Perception Versus Thinking: Chapter 3

Rambam carefully weaves Aristotle's categories of thought into his religious study.

We start with a brief overview of Aristotle's concept of Thought.

Aristotle: Sense-Data Versus Ideas

Perception for Aristotle entails any sort of mental exercise upon a sensible object: any physical sense-data is understood by the mind under its "Perception" faculty. This Perception reacts to sense-data: Perception is Hostage and can not consciously decide what to perceive or even how to perceive it.

Sounds depressing... however, all is not lost: there are Ideas.

Ideas require a different sort of mind: they demand Active Thinking. Ideas can be intelligible without being an object of perception. Ideas do not occur spontaneously nor passively. Aristotle had difficulty defining the origin of this Active Intellect, though, because there was no Creative God to endow man with these attributes.

Rambam: Active Intellect is a Divine Quality

Rambam solves the problem of the source of the Active Intellect by attributing it to God and his Creation. Notably, this is very close to St. Thomas Aquinas' thesis, too.

With the power of an Active Intellect, Rambam then shines "new light" on his exegesis and illuminates the deepest truths.

Tabnit vs Temnuah

Rambam establishes the proof for this argument by demonstrating the frequency and distribution of both tabnit and temunah, associating their use with the intended meaning.

tabnit:

  • derived from the verb banah which means "he built"
  • "signifies the build and construction of a thing"
  • refers only to shape of physical objects: never used to refer or allude to Divine qualities of God

temunah has three meanings:

  • sense-data put into a Form category (e.g. "round pizza is a circle")
  • forms in our imagination, such as memory of past sense-data or experiences
  • "the true form of an object, which is perceived only by the intellect: and it is in this third signification that the term is applied to God."

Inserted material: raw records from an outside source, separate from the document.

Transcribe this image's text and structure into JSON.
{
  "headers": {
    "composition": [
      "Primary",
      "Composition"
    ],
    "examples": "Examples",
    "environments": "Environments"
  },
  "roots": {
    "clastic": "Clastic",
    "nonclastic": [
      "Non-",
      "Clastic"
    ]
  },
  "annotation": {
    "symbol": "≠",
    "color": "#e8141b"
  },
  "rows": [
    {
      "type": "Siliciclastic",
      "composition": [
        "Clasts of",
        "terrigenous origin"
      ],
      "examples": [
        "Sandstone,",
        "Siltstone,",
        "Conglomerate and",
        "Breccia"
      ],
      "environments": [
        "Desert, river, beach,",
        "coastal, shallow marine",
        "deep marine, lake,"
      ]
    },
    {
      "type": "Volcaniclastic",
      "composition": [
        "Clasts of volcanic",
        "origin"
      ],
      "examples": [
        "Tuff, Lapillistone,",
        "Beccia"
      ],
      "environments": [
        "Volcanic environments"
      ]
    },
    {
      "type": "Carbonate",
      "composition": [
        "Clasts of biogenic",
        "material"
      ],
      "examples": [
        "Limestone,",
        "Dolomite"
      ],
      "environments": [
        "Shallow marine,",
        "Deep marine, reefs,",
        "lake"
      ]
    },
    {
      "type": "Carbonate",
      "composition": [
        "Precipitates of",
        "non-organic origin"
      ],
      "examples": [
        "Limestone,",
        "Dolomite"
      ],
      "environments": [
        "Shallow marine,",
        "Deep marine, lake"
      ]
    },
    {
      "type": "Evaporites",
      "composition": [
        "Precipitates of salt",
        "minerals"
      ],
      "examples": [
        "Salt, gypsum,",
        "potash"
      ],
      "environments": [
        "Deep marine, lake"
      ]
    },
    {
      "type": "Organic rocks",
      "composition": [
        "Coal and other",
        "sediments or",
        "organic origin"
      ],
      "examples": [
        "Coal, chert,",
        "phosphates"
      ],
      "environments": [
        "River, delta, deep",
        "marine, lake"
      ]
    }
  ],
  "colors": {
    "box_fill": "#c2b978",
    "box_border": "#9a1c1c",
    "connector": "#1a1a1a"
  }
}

Rambam Emphasises Divine and Non-Material/Perceptible Qualities of God

Rambam's objective with this chapter is to clearly demonstrate that God's qualities are not a fit object for the Passive Intellect but only the Active Intellect.

While God's creations subsist in the Perceptive world, the Divine aspects of God, though they may manifest is intelligible or physical symbols, only have even symbolic meaning because of the Divine Form imbued in them by God.